Das Team – Regie: Yvonne Lachmann, Nora Mazurek; Kamera: Nora Mazurek; 2. Kamera: Philip Müller; Ton: Yvonne Lachmann; 2. Ton: Pina Beres; Montage: Yvonne Lachmann, Nora Mazurek; Schnittassistenz: Max Derouet, O-Ton-Schnitt & Sounddesign HBKsaar: Uwe Bossenz; Tonmischung KHM: Ralf Schipke; Colorgrading KHM: Fabiana Cardalda; Betreuung: Prof. Marcel Kolvenbach (KHM), Prof. Oliver Schwabe (KHM), Prof.
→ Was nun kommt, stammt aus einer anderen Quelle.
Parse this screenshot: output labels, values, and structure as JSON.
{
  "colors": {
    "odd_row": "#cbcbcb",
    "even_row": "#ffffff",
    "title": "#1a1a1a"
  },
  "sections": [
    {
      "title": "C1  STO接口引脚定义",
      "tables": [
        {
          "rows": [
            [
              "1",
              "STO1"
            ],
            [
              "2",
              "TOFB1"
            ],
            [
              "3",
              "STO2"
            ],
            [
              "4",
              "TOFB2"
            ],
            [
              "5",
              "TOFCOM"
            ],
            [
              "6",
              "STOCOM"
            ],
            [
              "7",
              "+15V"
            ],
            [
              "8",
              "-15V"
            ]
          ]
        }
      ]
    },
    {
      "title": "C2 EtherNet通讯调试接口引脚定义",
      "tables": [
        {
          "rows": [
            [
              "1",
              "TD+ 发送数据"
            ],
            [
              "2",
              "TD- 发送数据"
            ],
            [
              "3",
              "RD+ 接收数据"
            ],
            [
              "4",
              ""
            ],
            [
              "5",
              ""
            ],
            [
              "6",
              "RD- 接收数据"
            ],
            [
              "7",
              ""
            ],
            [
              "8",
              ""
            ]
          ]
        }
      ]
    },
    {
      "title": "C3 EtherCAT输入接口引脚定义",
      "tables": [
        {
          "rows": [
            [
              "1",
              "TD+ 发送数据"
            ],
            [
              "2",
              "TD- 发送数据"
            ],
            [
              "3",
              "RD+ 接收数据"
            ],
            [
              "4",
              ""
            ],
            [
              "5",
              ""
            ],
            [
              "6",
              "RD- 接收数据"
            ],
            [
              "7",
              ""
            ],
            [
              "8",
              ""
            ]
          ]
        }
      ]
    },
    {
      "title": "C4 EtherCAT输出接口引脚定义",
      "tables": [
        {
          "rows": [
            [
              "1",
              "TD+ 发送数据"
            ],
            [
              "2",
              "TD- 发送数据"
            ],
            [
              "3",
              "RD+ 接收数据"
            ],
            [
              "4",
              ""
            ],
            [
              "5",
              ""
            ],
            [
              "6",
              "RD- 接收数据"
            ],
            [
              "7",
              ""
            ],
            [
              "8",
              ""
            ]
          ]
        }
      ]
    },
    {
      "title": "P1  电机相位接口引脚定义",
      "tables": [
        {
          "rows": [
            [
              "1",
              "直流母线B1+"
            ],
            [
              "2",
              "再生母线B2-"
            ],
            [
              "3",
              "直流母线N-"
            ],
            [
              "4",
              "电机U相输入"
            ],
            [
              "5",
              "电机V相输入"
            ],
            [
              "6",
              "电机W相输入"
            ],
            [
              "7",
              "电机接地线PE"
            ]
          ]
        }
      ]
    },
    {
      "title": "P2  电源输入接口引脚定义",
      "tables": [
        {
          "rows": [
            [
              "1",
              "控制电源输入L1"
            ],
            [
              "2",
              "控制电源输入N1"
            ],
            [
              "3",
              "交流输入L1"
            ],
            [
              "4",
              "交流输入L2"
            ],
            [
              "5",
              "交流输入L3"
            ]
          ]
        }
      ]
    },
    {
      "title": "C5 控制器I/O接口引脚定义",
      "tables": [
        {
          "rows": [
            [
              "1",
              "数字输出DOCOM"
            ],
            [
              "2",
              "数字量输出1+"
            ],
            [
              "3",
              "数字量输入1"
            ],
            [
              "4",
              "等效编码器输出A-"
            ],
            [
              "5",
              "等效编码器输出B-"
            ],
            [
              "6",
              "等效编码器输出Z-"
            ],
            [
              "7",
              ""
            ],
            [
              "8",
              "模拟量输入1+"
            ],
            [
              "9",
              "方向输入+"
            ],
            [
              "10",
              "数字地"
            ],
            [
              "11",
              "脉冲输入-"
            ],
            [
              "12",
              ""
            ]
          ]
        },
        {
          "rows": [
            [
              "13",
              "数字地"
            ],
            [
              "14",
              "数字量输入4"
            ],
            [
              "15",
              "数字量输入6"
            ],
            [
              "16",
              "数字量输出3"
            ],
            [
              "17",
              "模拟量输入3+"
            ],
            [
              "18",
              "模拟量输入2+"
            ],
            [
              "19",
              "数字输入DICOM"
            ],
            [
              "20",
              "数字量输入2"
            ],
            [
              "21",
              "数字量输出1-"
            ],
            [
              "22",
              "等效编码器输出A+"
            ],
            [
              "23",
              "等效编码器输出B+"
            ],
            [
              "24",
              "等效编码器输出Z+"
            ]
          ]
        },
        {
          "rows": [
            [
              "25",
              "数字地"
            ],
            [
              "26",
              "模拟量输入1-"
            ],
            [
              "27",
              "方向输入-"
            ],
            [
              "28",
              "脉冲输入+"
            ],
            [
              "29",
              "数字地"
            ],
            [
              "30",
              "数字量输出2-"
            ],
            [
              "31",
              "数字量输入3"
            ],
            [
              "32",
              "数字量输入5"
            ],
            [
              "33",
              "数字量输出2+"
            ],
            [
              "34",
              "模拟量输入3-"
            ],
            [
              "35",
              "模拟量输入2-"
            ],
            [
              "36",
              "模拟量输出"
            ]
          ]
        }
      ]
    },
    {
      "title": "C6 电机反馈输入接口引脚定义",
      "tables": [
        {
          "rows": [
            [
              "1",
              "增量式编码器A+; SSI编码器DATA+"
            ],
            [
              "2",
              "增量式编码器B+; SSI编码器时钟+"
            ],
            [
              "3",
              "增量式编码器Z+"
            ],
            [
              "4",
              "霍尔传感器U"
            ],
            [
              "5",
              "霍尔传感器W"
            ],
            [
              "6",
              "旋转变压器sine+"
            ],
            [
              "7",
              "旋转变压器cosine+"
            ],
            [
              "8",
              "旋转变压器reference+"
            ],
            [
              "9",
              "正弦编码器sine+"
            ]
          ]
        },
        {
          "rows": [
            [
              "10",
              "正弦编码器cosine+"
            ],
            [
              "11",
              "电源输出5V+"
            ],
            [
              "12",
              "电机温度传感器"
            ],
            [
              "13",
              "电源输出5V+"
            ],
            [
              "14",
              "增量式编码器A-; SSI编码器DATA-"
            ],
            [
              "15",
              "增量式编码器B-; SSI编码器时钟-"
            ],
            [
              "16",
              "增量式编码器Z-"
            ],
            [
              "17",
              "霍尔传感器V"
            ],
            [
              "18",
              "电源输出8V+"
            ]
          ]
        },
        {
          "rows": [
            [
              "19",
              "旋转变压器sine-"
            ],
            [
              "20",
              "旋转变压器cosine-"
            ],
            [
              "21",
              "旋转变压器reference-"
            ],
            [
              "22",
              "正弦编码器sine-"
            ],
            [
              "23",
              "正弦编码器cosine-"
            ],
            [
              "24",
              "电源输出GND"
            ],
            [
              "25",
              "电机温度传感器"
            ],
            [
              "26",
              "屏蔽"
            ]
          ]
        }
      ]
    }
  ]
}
Sung-Hyung Cho (HBKsaar); Redaktion: Maik Bialk (WDR); Produktion: Kunsthochschule für Medien Köln, Hochschule der Bildenden Künste Saar, Nora Mazurek und Yvonne Lachmann
Nora Mazurek absolvierte ihren Master in „Media Art and Design“ an der HBKsaar 2018. Seit 2020 studiert sie als Postgraduierte an der Kunsthochschule für Medien Köln. Der Dokumentarfilm „Spuren nach Grafeneck“ (2023, 90 Min.) in Co-Regie mit Yvonne Lachmann ist ihr erstes Projekt im Studium an der KHM.
Yvonne Lachmann studiert „Media Art and Design“ bei Prof. Sung-Hyung Cho an der HBKsaar und steht kurz vor ihrem Diplomabschluss. Sie lebt und arbeitet als Autorin, Schauspielerin und Filmemacherin in Saarbrücken.